BACKGROUND TO THE DAILY DAF
brought to you by Kollel Iyun Hadaf of Yerushalayim
[44a - 12 lines; 44b - 8 lines]
1) [last line] V'HADRIN BEHON - and go back on what they said; i.e. they reclaim the Hefker for themselves
2) [line 4] PERET
Individual (one or two) grapes that fall during the harvest may not be gathered by the owner of the vine but must be left for the poor, as stated in Vayikra (19:10), "...u'Feret Karmecha Lo Selaket, le'Ani vela'Ger Ta'azov Osam." ("...nor shall you gather the fallen grapes of your vineyard; you shall leave them (the gifts of Pe'ah, Leket, Olelos and Peret) for the poor and the stranger.")
3) [line 4] OLELOS
Olelos are incompletely-formed grape clusters, in which no grapes hang from the tip of the central stem, and the grapes on the side-stems that part from the central stem do not lie on one another. These clusters must be left behind on the vine for the poor, as stated in Vayikra (19:10), "v'Charmecha Lo Se'olel...le'Ani vela'Ger Ta'azov Osam." ("And you shall not glean your vineyard...you shall leave them (the gifts of Pe'ah, Leket, Olelos and Peret) for the poor and the stranger.")
4) [line 5] SHIKCHAH
If one or two bundles of grain were forgotten in the field when the other bundles were collected, they must be left for the poor, as described in Devarim (24:19). Also, one may not backtrack to harvest a row previously overlooked.
5) [line 5] PE'AH
The corner, or end, of the harvest must be left in the field for the poor, as it states "Lo Sechaleh Pe'as Sadecha Liktzor...le'Ani vela'Ger Ta'azov Osam." - "Do not completely harvest the corner of your field...you shall leave them (the gifts of Pe'ah, Leket, Olelos and Peret) for the poor and the stranger." (Vayikra 19:9-10)
6) [line 5] MA'ASER
(a) After a crop is harvested and brought to the owner's house or yard, he must separate Terumah Gedolah from the crop and give it to a Kohen. Although the Torah does not specify the amount to be given, the Rabanan set the requirement at one fiftieth of the total crop. After Terumah is removed from the produce, one tenth of the produce that remains must be designated "Ma'aser Rishon," and given to a Levi. The Levi, in turn, must separate one tenth of his Ma'aser Rishon as Terumas Ma'aser, to be given to a Kohen, as it states in Bamidbar 18:26.

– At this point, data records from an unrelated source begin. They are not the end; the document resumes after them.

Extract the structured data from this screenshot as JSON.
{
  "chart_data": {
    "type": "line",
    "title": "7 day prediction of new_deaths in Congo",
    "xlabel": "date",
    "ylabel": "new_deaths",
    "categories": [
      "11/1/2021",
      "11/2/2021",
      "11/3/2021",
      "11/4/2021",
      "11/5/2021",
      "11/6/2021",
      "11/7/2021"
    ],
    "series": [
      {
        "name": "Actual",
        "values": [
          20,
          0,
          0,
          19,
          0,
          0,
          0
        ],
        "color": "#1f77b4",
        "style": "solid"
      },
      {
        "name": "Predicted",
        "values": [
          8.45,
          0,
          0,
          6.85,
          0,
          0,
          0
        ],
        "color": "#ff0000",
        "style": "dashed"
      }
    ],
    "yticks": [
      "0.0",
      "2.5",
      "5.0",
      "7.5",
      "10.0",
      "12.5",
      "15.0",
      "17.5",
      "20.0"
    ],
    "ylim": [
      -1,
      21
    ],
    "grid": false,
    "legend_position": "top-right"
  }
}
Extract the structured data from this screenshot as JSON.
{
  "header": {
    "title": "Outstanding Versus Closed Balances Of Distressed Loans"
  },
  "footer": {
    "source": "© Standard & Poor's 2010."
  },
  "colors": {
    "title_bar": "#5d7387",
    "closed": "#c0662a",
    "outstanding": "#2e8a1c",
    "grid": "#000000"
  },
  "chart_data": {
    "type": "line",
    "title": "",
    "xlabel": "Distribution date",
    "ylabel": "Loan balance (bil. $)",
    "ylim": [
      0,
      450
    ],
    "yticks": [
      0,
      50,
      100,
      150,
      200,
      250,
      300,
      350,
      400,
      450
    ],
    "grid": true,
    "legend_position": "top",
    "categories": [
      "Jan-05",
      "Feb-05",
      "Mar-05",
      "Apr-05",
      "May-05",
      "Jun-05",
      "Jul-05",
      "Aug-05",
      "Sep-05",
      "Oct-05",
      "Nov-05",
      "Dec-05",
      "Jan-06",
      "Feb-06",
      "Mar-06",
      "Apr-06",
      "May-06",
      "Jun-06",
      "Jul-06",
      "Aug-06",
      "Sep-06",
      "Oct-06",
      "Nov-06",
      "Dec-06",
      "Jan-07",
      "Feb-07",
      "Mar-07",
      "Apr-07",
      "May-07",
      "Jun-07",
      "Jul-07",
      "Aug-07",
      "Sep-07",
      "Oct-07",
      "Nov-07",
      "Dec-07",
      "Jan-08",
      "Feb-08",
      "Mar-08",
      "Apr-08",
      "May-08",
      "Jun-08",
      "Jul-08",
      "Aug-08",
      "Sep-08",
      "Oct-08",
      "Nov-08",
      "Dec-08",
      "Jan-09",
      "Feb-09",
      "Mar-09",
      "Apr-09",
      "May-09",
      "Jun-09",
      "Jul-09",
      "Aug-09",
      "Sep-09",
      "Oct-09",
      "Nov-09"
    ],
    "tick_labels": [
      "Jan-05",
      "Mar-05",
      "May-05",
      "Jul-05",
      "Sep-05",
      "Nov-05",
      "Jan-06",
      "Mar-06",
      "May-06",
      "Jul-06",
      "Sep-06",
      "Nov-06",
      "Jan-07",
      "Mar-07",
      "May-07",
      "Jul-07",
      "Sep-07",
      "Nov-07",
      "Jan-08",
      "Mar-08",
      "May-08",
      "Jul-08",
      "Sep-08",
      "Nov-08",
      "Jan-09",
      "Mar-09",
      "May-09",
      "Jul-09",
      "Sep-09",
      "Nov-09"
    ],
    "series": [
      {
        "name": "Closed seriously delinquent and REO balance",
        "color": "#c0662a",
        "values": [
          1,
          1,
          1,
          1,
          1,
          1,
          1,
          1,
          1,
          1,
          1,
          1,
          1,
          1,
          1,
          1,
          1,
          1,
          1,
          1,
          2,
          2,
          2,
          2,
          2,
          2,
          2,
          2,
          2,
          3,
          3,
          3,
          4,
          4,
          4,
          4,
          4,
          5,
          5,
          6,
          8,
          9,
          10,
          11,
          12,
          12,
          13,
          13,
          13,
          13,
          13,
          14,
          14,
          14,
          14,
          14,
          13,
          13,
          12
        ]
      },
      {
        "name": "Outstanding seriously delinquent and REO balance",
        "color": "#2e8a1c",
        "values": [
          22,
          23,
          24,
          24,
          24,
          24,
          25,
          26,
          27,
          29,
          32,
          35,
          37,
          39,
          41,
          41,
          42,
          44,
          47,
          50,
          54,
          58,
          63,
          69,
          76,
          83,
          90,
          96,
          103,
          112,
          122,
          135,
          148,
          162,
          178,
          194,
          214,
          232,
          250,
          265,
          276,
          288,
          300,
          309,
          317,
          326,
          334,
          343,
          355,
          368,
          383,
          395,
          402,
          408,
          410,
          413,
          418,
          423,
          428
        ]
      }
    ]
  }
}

(b) The produce may not be eaten until both Terumos have been removed. The punishment for eating Tevel is Misah b'Yedei Shamayim.
(c) A second tithe is given every year after Ma'aser Rishon has been separated. The tithe that is separated in the third and sixth years of the 7-year Shemitah cycle is called Ma'aser Ani and is given to the poor.
(d) The tithe that is separated during the first, second, fourth and fifth years is called Ma'aser Sheni. The Torah requires that Ma'aser Sheni be brought and eaten by its owner in Yerushalayim.
(e) Alternatively, Ma'aser Sheni produce may be redeemed, in which case the money used to redeem it is brought to Yerushalayim. If the owner himself redeems the produce, he must add an additional fifth (of the ensuing total, or a quarter of the original value). The food that is bought with this money in Yerushalayim becomes Kodesh like Ma'aser Sheni and must be eaten b'Taharah. Ma'aser Sheni that was redeemed by anyone besides the owner is exempt from the additional fifth.